Faço minha esta declaração de Maturana, pois expressa, de forma muito precisa, o meu compromisso e o meu desejo ao escrever este livro. Assim, para satisfazer o objetivo de revelar o método DGCC e suas repercussões: 17


• Explicito o DGCC, método que vem sendo compartilhado, no Brasil, desde 1995 e no Canadá, a partir de 2001. • Revelo, a partir de pesquisa realizada, as repercussões deste método, na vida daqueles que o utilizam. • Aplico o DGCC no processo de escrita deste livro. Já de início esclareço que, diferentemente de assumir o método como um conjunto de regras e técnicas, refiro-me à ideia de método, inspirada em Edgar Morin, que escreveu uma coleção de cinco livros, todos denominados de O método, com subtítulos distintos.
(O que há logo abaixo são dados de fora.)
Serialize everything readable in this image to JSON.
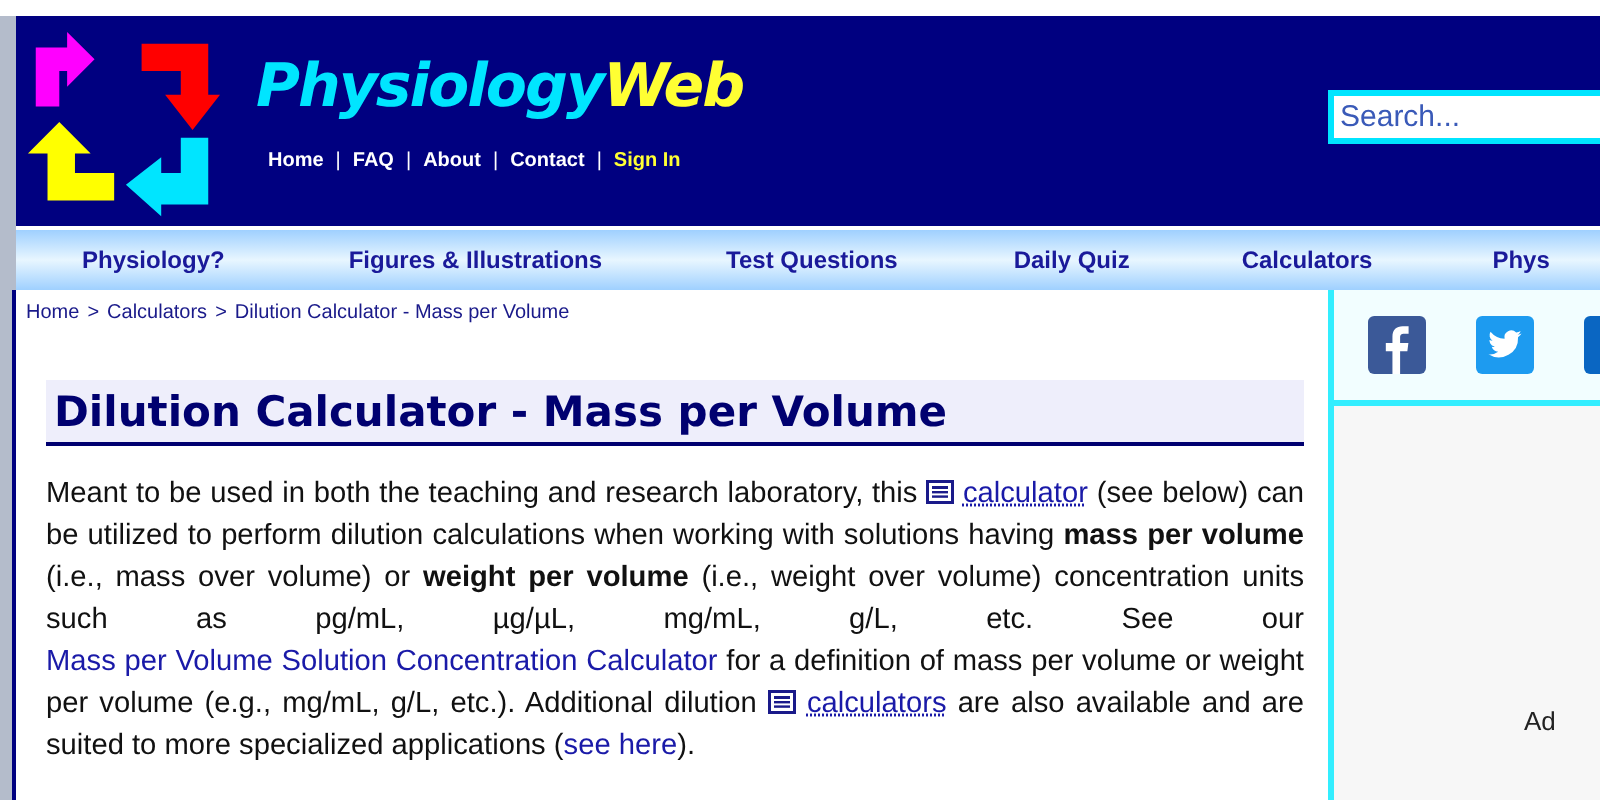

Na contracapa de O Método 1 – A natureza da natureza –, Juremir Machado da Silva escreve O que é um método? Um caminho já trilhado? Uma bússola magnetizada pela certeza? [...] Nada disso. Edgar Morin [...] faz da palavra “método” um caleidoscópio. Concepção cíclica do saber, o método de Morin mobiliza a vida para falar da vida. Tudo se entrelaça e separa, tudo se esclarece enquanto permanece no mistério. […] O método, no caso, diz respeito a uma visão de mundo: pensar junto, unir os saberes disjuntos, acreditar na importância do todo, não mutilar os conjuntos, tampouco perder a visão das partes. Mas também reconhecer o valor da heresia, da ruptura, da curiosidade, da investigação permanente6.

Nessa jornada, considero essencial esclarecer que este livro busca refletir, tanto na sua própria forma escrita quanto nos princípios que o formatam, o mesmo método de comunicação dialógica sobre o qual ele expõe. Etimologicamente, Comunicar é tornar comum, partilhar, participar algo; e Dialogar significa, por meio da comunicação, estabelecer uma relação direta entre pessoas. Bateson (2000, 2002), Watzlawick; Bavelas e Jackson (2007), Capra (2007) e Maturana (2006) falam de comunicação como sendo comportamento, e o diálogo, como sendo coordenação de comportamento entre organismos vivos.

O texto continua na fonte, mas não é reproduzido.